Cette perception d’une déroute US durant la crise financière a déjà été très affirmée au long des dernières semaines. Kaletsky apporte une dimension supplémentaire, plus technique certes mais qui installe indirectement une puissante dimension historique. Il est vrai que la conférence de Bretton Woods, qui met en place le système par le moyen duquel les USA assurent (ont assuré) leur prédominance est par définition la pièce maîtresse de l’époque. Suggérer son terme, c’est constater une accélération décisive du déclin de la puissance US.

Le constat de Kaletsky est d’autant plus significatif qu’il n’est pas isolé mais corrélatif à deux autres événements majeurs renforcés par un troisième plus spécifique.

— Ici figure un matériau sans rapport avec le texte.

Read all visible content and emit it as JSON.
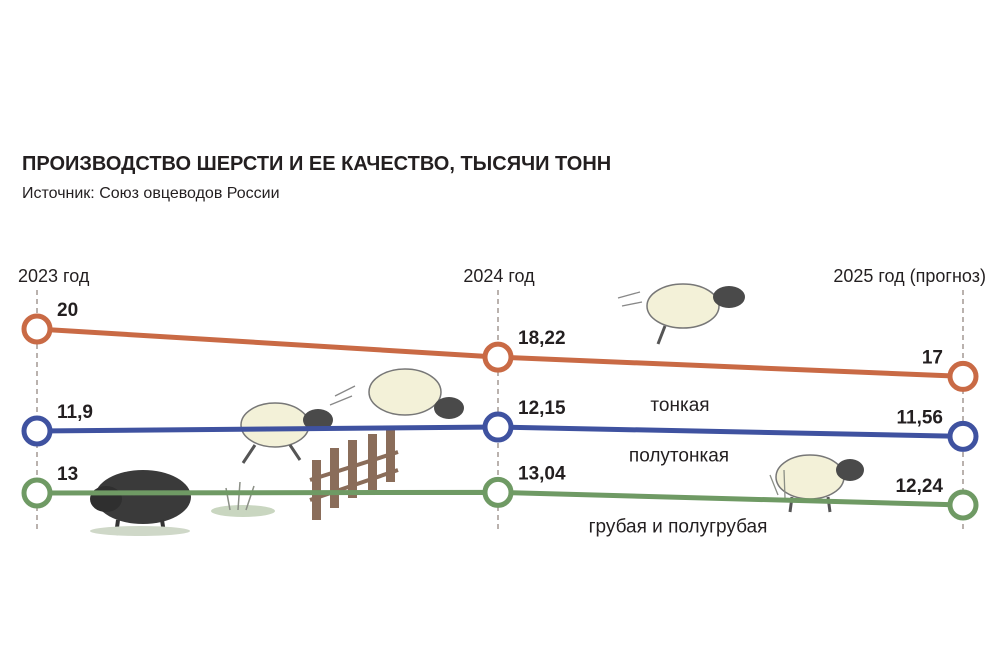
{
  "chart_data": {
    "type": "line",
    "title": "ПРОИЗВОДСТВО ШЕРСТИ И ЕЕ КАЧЕСТВО, ТЫСЯЧИ ТОНН",
    "subtitle": "Источник: Союз овцеводов России",
    "categories": [
      "2023 год",
      "2024 год",
      "2025 год (прогноз)"
    ],
    "series": [
      {
        "name": "тонкая",
        "values": [
          20,
          18.22,
          17
        ],
        "value_labels": [
          "20",
          "18,22",
          "17"
        ],
        "color": "#c96a45"
      },
      {
        "name": "полутонкая",
        "values": [
          11.9,
          12.15,
          11.56
        ],
        "value_labels": [
          "11,9",
          "12,15",
          "11,56"
        ],
        "color": "#3f52a0"
      },
      {
        "name": "грубая и полугрубая",
        "values": [
          13,
          13.04,
          12.24
        ],
        "value_labels": [
          "13",
          "13,04",
          "12,24"
        ],
        "color": "#6f9a64"
      }
    ],
    "legend": "inline labels",
    "grid": false
  },
  "decorations": {
    "illustration": [
      "sheep-illustration",
      "fence-illustration",
      "grass-illustration"
    ]
  }
}
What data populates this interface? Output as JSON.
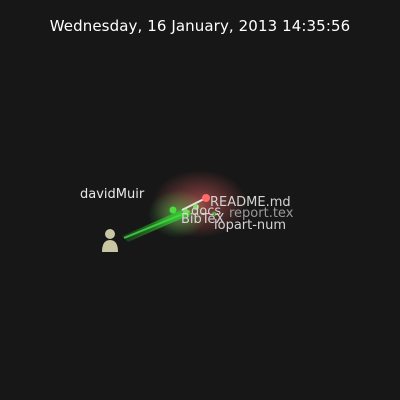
{
  "date_caption": "Wednesday, 16 January, 2013 14:35:56",
  "user": {
    "name": "davidMuir",
    "icon": "person-avatar-icon"
  },
  "files": [
    {
      "name": "README.md",
      "color": "#ff6a6a",
      "dim": false
    },
    {
      "name": "docs",
      "color": "#7ed957",
      "dim": false
    },
    {
      "name": "report.tex",
      "color": "#4cdc3c",
      "dim": true
    },
    {
      "name": "BibTeX",
      "color": "#7ed957",
      "dim": false
    },
    {
      "name": "lopart-num",
      "color": "#4cdc3c",
      "dim": false
    }
  ],
  "colors": {
    "background": "#171717",
    "beam": "#2ecc2e",
    "glow_red": "#ff4d4d",
    "glow_green": "#5be05b",
    "avatar": "#c9c6a4"
  }
}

• D’une part, ce déclin est directement lié à une affirmation, dans le même domaine, des directions politiques européennes. Les nations européennes n’ont pas agi d’une façon intégrée, en tant que partie d’une entité nommée “Europe”, mais d’une façon efficace en tant qu’entités souveraines se coordonnant dans leur cadre commun européen, et en fonction des spécificités de ce cadre. Les pays européens ont montré qu’ils pouvaient assurer dans ces conditions une action collective. La relation est faite entre les deux événements. La solidarité transatlantique, imposée par les USA pour conforter leur hégémonie, est rompue aux dépens de ces mêmes USA.

• D’autre part, la position déclinante des USA est liée également à un retour massif de l’interventionnisme de la puissance publique, qui est une défaite majeure du capitalisme US du “laisser faire”. Cette similitude est un événement remarquable parce qu’il confirme la responsabilité majeure et prépondérante des USA dans la situation catastrophique qui s’est installée depuis quelques semaines et quelques mois, et qui a été préparée par des années de dérégulation et d'abdication du pouvoir politique. Kaletsky lie directement la cause et la conséquence d’une phase importante du déclin US.

• Un troisième événement intéressant «…unlikely intellectual guide and champion: the British Treasury and Gordon Brown». Il est vrai que les Britanniques ont techniquement et chronologiquement inspiré les autres pays européens par leur plan d’urgence. Ils l’ont fait non pour ce but d’affirmation mais parce qu’ils étaient les plus menacés, au travers du sort de la City et du choix fait depuis des années de suivre la voie US («[T]he bankruptcy of the City also represents the bankruptcy of New Labour economics, which has been based to an unhealthy degree on a desire to ape the go-getting, deal-making culture of the United States», selon le Guardian du 9 octobre). Leur leadership en l’occurrence n’est pas conquérant. Pourtant, c’est cette action décisive qui est une des clefs de la dynamique des pays européens dans ce cas, et de la mécanique qui renforce fortement le détachement de ces pays du leadership américaniste. Que les Britanniques soient le détonateur de cet événement nous rappelle que les choses ne sont jamais tout à fait simples avec les Britanniques.

Il s’agit d’une situation nouvelle, très inédite, à la mesure de la puissance de la crise. Qu’est-ce qu’en feront les uns et les autres? L’affaire est passionnante, en attendant la perspective d’un Bretton Woods-II.